Comment gérez-vous le risque pris par les pompiers face à l’épidémie ?

On doit effectivement être très vigilant pour repérer les symptômes, car un malade peut contaminer une garde entière et, dans le pire des cas, nous contraindre à fermer un centre de secours. Aujourd’hui, nous avons une quarantaine de cas avérés de Covid-19. Et 370 pompiers sont sortis des gardes parce qu’ils sont symptomatiques.

En quoi vos interventions liées au Covid-19 sont-elles spécifiques ?

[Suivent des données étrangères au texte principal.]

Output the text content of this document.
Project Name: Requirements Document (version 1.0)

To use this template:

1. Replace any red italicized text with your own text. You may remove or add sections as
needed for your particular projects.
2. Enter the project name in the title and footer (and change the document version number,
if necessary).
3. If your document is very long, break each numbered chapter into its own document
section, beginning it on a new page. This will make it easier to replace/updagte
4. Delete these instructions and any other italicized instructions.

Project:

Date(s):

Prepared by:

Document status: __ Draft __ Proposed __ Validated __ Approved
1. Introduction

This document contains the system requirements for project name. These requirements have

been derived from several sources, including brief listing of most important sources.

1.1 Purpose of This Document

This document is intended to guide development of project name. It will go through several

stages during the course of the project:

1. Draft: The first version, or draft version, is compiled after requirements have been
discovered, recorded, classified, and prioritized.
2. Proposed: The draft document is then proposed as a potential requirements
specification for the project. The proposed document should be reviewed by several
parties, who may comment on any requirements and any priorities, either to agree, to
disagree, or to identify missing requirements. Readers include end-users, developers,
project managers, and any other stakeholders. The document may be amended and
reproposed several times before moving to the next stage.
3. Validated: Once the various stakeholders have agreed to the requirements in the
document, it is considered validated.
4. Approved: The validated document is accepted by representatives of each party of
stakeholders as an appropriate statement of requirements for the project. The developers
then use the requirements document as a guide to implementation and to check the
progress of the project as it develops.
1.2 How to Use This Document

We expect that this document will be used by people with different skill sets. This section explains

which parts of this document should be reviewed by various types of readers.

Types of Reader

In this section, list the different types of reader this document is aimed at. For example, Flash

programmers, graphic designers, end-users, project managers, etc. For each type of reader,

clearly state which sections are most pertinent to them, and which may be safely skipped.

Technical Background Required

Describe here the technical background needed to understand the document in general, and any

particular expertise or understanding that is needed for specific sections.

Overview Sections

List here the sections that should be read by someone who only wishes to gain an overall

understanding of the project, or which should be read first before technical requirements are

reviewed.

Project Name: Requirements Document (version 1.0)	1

Quand vous aidez quelqu’un qui a pris un coup de couteau, vous savez faire les gestes techniques. Mais face à un cas de Covid-19, ce n’est pas de la technicité, c’est de l’humain à 100 %. On est entraînés, mais c’est lourd à porter. Même si le combat le plus dur, actuellement, est bien sûr à l’hôpital. Quand on part sur incendie, comme Notre-Dame par exemple, c’est un combat intense de huit à dix heures, il y a un ennemi visible, le feu, et puis à la fin de l’intervention, on passe à autre chose. Là, ça fait depuis le mois de janvier qu’on est face à cette épidémie et on ne sait pas quand ça se terminera. On n’a pas l’habitude d’être confrontés à ça. Une forme d’impuissance se révèle à nous et il faut de l’endurance.